Farmers at this week's Fieldays at Mystery Creek will have cost control and innovation on their minds as they try and mitigate the impact of a cashflow crunch caused by sharply lower dairy prices.
Beef farmers, and to a lesser extent sheep farmers, are enjoying strong prices, but they will not be immune from below-average farmgate milk prices as they are often involved in grazing and providing supplementary feed for dairy.
There is one saving grace - the New Zealand dollar is continuing to retreat against the US dollar, albeit slowly. The same cannot be said for the kiwi's strength against a very low euro, which is affecting returns for euro-sensitive venison, sheepmeat, kiwifruit and apple markets.
A still weaker kiwi would clearly help, and a lower official cash rate from the Reserve Bank would be a welcome disincentive for yield-seeking international investors who have played a part in keeping the currency elevated.
Economists don't expect a rate cut this week, but reductions later in the year are looking more likely.
Westpac said last week's 4.3 per cent fall in the GlobalDairyTrade auction index price was surprising and important.
Prices are now down almost 30 per cent from February's short-lived price spike, and Westpac has downgraded its forecast of Fonterra's farmgate milk price for 2015/16 to $5.40 kg.
Fonterra's own forecast of $5.25 carries important implications for advance payments to farmers in spring, Westpac said.
"Farm cashflow has actually been quite reasonable until recently, but is about to drop off a cliff," the bank said.
Payments to Fonterra suppliers and shareholders over July, August and September 2014 totalled $2.53 billion. Over the same months of 2015 payments will total just .58 billion and Westpac said there was "growing angst" about an impending cashflow crunch.
Those in the dairy industry see the current downturn as being cyclical rather than a structural problem.
"We don't see this as a structural change," Rabobank's dairy analyst Hayley Moynihan said. "But it is certainly a more prolonged trough than we have seen in the past." Rabobank's view is that dairy supply and demand will move more into balance in 2016.
Moynihan said innovation would be an important theme at Fieldays.
"Innovation will be a big component, particularly given the pressure on costs," she said. "Farmers will be looking at better and easier ways of doing things as well."
Dairy NZ chief executive Tim Mackle expected Fieldays to have a strong focus on ways to take costs out without compromising medium- and long-term prospects.
"Times like these are when you get the greatest rate of innovation from farmers," he said. He agreed with Moynihan that the problems facing the dairy sector were cyclical.
"I think it is cyclical and the volatility curves show that.

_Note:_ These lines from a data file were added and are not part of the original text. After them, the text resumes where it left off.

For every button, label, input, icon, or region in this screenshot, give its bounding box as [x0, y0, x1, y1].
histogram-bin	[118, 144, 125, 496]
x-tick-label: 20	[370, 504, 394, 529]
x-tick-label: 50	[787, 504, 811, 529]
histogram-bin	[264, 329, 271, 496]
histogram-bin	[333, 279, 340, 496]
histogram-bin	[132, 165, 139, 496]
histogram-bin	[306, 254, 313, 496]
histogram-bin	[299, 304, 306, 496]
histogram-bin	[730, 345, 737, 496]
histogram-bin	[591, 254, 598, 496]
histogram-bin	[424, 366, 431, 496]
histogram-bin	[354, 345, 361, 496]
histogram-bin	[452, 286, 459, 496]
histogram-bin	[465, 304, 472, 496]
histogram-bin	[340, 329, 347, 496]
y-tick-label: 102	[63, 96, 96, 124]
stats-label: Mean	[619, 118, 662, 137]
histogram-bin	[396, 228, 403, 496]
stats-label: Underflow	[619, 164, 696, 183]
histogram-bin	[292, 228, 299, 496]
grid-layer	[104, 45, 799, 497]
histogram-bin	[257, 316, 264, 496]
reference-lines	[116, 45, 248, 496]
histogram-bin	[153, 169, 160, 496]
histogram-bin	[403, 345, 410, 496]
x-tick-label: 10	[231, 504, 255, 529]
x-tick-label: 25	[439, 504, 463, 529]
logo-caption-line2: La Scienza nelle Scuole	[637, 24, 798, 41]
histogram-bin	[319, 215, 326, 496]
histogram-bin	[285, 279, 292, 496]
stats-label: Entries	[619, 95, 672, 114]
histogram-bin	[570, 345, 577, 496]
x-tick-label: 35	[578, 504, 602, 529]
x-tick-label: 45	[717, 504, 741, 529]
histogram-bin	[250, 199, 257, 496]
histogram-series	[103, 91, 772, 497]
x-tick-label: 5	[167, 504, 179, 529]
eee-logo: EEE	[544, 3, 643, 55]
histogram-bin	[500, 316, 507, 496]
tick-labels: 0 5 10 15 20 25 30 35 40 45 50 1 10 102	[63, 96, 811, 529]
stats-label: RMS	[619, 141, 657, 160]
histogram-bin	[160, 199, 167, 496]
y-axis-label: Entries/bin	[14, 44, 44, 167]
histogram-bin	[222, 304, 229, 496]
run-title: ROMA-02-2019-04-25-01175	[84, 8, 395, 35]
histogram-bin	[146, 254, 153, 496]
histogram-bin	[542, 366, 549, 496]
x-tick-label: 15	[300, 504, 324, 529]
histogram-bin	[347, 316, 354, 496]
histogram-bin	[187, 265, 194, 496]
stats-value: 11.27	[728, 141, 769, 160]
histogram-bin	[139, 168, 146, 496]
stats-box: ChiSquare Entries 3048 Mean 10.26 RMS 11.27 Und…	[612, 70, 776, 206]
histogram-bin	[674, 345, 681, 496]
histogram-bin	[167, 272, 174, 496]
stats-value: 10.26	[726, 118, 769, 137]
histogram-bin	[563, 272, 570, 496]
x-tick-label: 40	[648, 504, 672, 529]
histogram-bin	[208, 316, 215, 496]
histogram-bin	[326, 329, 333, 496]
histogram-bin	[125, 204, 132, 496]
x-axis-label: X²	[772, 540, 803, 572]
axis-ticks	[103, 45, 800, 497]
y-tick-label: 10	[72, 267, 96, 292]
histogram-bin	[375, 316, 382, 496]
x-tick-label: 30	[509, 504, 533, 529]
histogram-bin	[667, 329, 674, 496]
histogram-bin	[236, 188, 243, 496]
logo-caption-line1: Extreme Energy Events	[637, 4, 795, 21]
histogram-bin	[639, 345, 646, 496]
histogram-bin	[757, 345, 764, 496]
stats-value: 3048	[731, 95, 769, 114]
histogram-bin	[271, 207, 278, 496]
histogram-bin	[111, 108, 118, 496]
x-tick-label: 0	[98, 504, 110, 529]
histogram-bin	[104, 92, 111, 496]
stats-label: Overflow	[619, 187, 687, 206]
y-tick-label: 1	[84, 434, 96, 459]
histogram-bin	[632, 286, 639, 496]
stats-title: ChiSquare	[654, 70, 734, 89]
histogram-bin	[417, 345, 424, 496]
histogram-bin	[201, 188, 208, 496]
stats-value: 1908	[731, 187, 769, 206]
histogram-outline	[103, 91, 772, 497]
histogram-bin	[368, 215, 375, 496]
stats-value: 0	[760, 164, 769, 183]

It's just that the wave's length - the period between the trough and peak - could be longer this time," he said.
Fieldays, the Southern Hemisphere's largest agribusiness event, pushes itself as a forum for the industry to keep abreast of the latest in research and development.
"We recognise that Fieldays must continue to evolve and adapt if we are to remain relevant and connected to New Zealand's agri tech and agribusiness sector," Fieldays chief executive Jon Calder said.
Almost 900 exhibitors will be presenting to an expected audience of 125,000 over the four days of the event, which starts on Wednesday.